TARIFFS
New U.S. tariffs went into effect this week with rates ranging from 10% to 50%. Some of the more impactful rates include India (25% with a potential hike to 50% if they do not stop buying Russian oil by August 27), Canada (35% on non-exempt goods), Brazil (50%) and the EU (15%). Additionally, the potential for 100% tariffs on semiconductor chips was announced as was the elimination of the $800 duty-free exemption.

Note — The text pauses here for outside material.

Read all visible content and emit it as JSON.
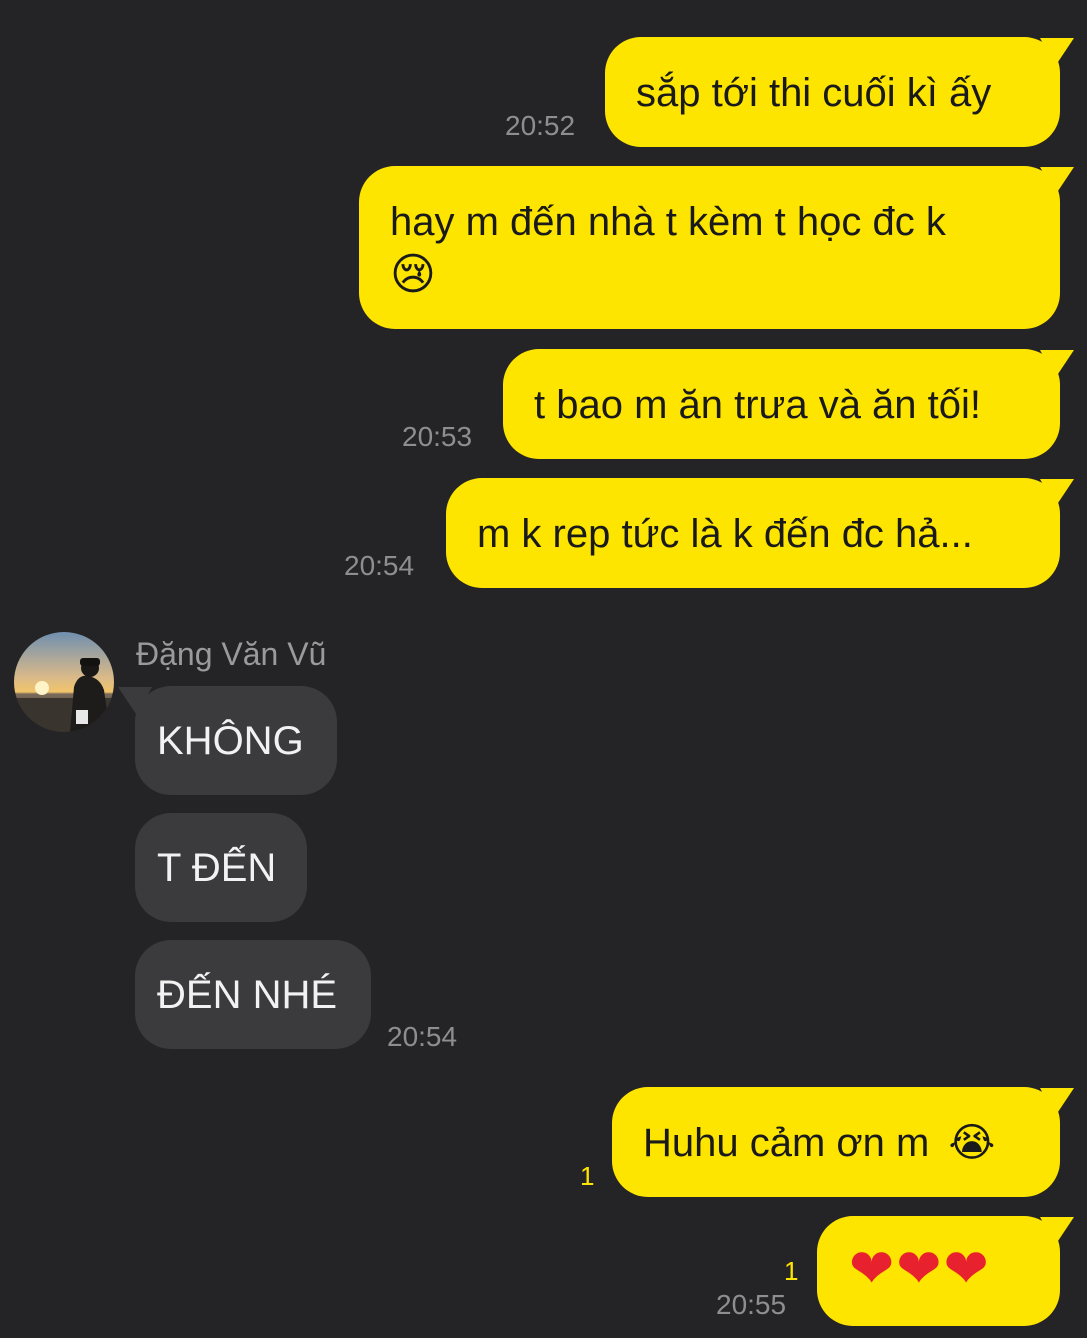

Our Take: Tariffs lead to either higher prices, slower growth or both. The big questions are how high prices will go and how much growth will slow. We are about to find out, though the process will likely take some time.
FED SPEAK
It was a busy week for Fed Speak with several members reacting to the weaker-than-expected jobs report last week. San Francisco Fed President Mary Daly said the Fed will “likely need to adjust policy in the coming months,” reaffirming support for two cuts this year and leaving the door open to more if the labor market continues to soften. Minneapolis Fed President Neel Kashkari echoed that view, suggesting a cut may be appropriate “in the near term.” Governors Lisa Cook and Susan Collins also expressed concern about rising slack in the labor market and growing economic uncertainty. Meanwhile, Atlanta Fed President Raphael Bostic maintained his view that one cut is appropriate this year but warned that tariffs could create persistent upward pressure on inflation expectations.

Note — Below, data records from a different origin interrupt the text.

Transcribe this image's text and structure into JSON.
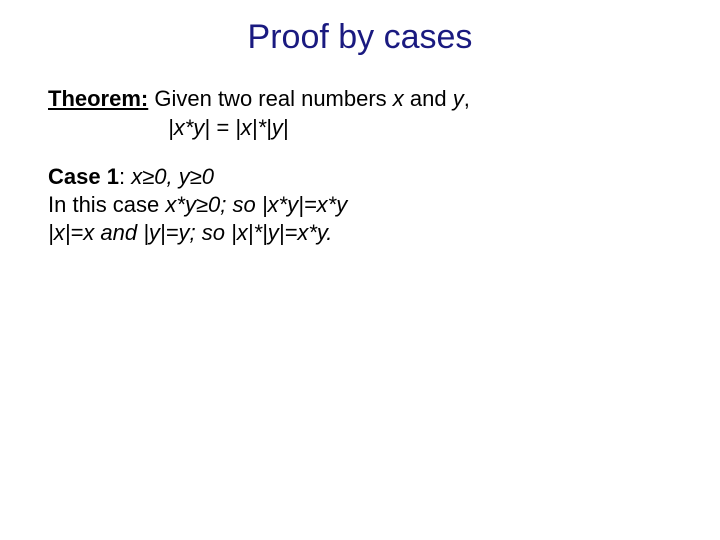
{
  "title": "Proof by cases",
  "theorem": {
    "label": "Theorem:",
    "text_before_vars": " Given two real numbers ",
    "var1": "x",
    "mid": " and ",
    "var2": "y",
    "after": ",",
    "equation": "|x*y| = |x|*|y|"
  },
  "case1": {
    "label": "Case 1",
    "colon": ": ",
    "cond": "x≥0, y≥0",
    "line2a": "In this case ",
    "line2b": "x*y≥0; so |x*y|=x*y",
    "line3": "|x|=x and |y|=y; so |x|*|y|=x*y."
  }
}
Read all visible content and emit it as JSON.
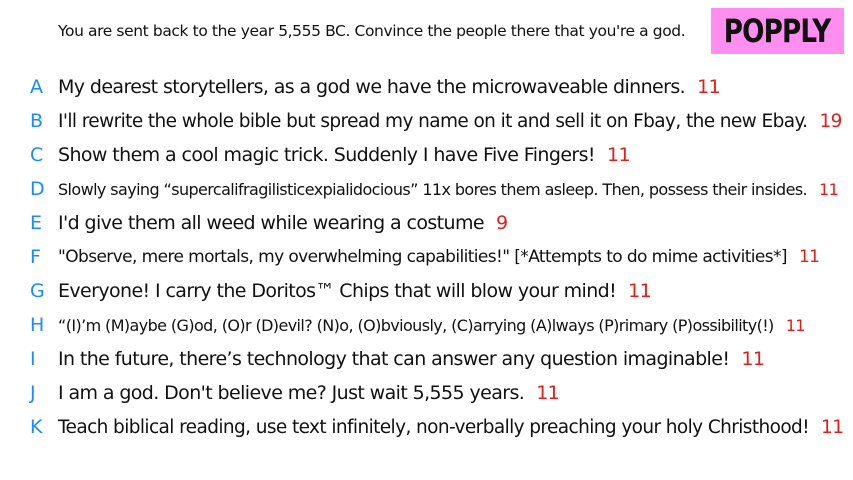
{
  "prompt": "You are sent back to the year 5,555 BC. Convince the people there that you're a god.",
  "logo": "POPPLY",
  "colors": {
    "letter": "#1a8cff",
    "score": "#e0201c",
    "logo_bg": "#ff8ef0"
  },
  "answers": [
    {
      "letter": "A",
      "text": "My dearest storytellers, as a god we have the microwaveable dinners.",
      "score": "11"
    },
    {
      "letter": "B",
      "text": "I'll rewrite the whole bible but spread my name on it and sell it on Fbay, the new Ebay.",
      "score": "19"
    },
    {
      "letter": "C",
      "text": "Show them a cool magic trick. Suddenly I have Five Fingers!",
      "score": "11"
    },
    {
      "letter": "D",
      "text": "Slowly saying “supercalifragilisticexpialidocious” 11x bores them asleep. Then, possess their insides.",
      "score": "11"
    },
    {
      "letter": "E",
      "text": "I'd give them all weed while wearing a costume",
      "score": "9"
    },
    {
      "letter": "F",
      "text": "\"Observe, mere mortals, my overwhelming capabilities!\" [*Attempts to do mime activities*]",
      "score": "11"
    },
    {
      "letter": "G",
      "text": "Everyone! I carry the Doritos™ Chips that will blow your mind!",
      "score": "11"
    },
    {
      "letter": "H",
      "text": "“(I)’m (M)aybe (G)od, (O)r (D)evil? (N)o,  (O)bviously, (C)arrying (A)lways (P)rimary (P)ossibility(!)",
      "score": "11"
    },
    {
      "letter": "I",
      "text": "In the future, there’s technology that can answer any question imaginable!",
      "score": "11"
    },
    {
      "letter": "J",
      "text": "I am a god. Don't believe me? Just wait 5,555 years.",
      "score": "11"
    },
    {
      "letter": "K",
      "text": "Teach biblical reading, use text infinitely, non-verbally preaching your holy Christhood!",
      "score": "11"
    }
  ]
}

Our Take: There was a noticeable shift in tone from Fed officials this week as several acknowledged growing signs of labor market weakness following the disappointing July jobs report. While most maintained a data-dependent stance, the conversation is increasingly tilting toward the need for policy adjustment.
MUNICIPALS
S&P warned this week that a new law in Chicago designed to increase pension benefits for some police and firefighters would further strain the city’s finances. The new law could increase Chicago’s pension liabilities by approximately 32%. Chicago’s police and fire pensions are currently only about 25% funded, much lower than the average 70% funding status of other large municipal pension funds.
Our Take: Cities fund pensions primarily through tax revenues. Those same tax revenues also fund other city services like public schools and transit systems. Chicago is struggling to pay all its bills and has faced back-to-back annual budget shortfalls of over $1 billion. Piling on generous pension benefits adds to the struggles and puts further pressure on Chicago’s creditworthiness.